Oh. When @
Torgo asked if we have nostalgia for "this genre," I assumed he meant, classic 50s sci-fi b-movie horror (not necessarily campy b-movie, but low budget films), and not horror as a whole.
I grew up watching censored and edited versions of the Nightmare on Elm Street and Friday the 13th movies in grade school - often on USA's "Up! All Night". I think part 4 and part 6 had came out when I first became cognizant of them.
I really remember really liking Critters as well.
Keep in mind, grade school spans 6 years of one's life and it's tough placing where it happened.
Despite not ever watching any of the universal horror movies as a child, I still read the grade school picture book... not exactly novelizations of them.
I can't really remember my mid-teen years. I seem to recall not really being into horror then and looking down on it. Some of it was likely that period where you want to be "serious" about "good movies" (which I have to really put in quote, because it's the age when I took the Oscars seriously), but it was also well into the 90s at that point and the quality of horror was legitimately fallow at the time.
And yet, in college, it wasn't like I wasn't watching The Blair Witch Project in theaters, and I was still tracking down stuff like Naked Lunch and Lost Highway to watch from the video store.

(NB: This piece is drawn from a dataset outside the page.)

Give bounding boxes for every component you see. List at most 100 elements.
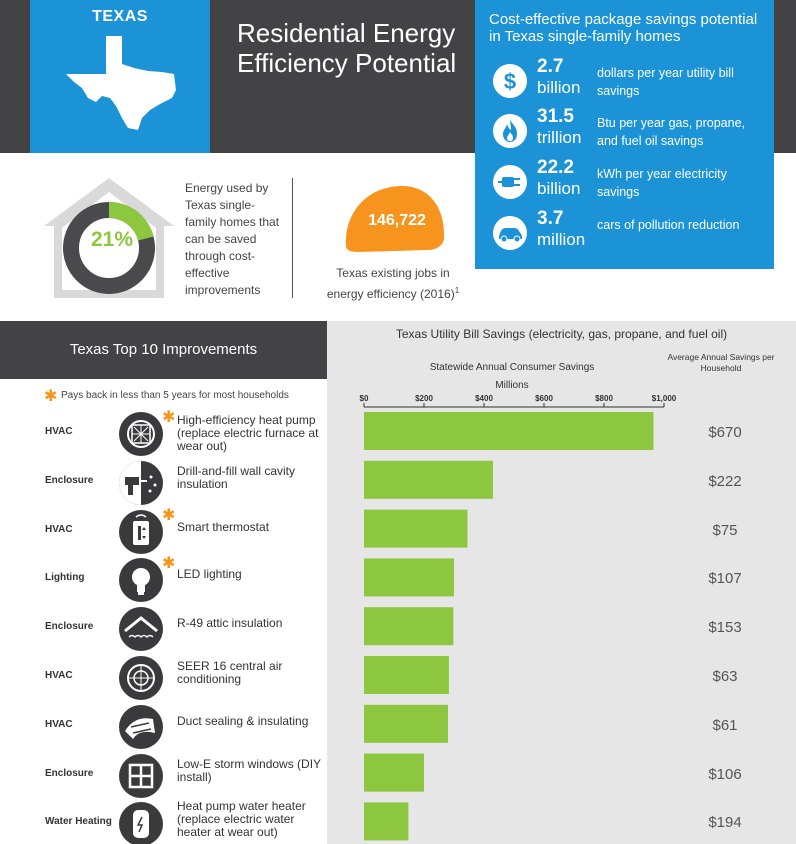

It gets complicated, but at around 30, I decided to dive back in deep because a local horror group was doing a screening at a local arthouse theater of some cult 80s films, and I remember going, "I'm not going out to movie theaters enough and if I only go for those Janus film screenings, then I'm only ever going to go if I'm feeling mentally alert, so I should start going to these as well." And the nostalgia bomb kind of went off for me, and I started diving into a lot more cult stuff that I was unaware of when I was a kid, but was coming out in that era (and before).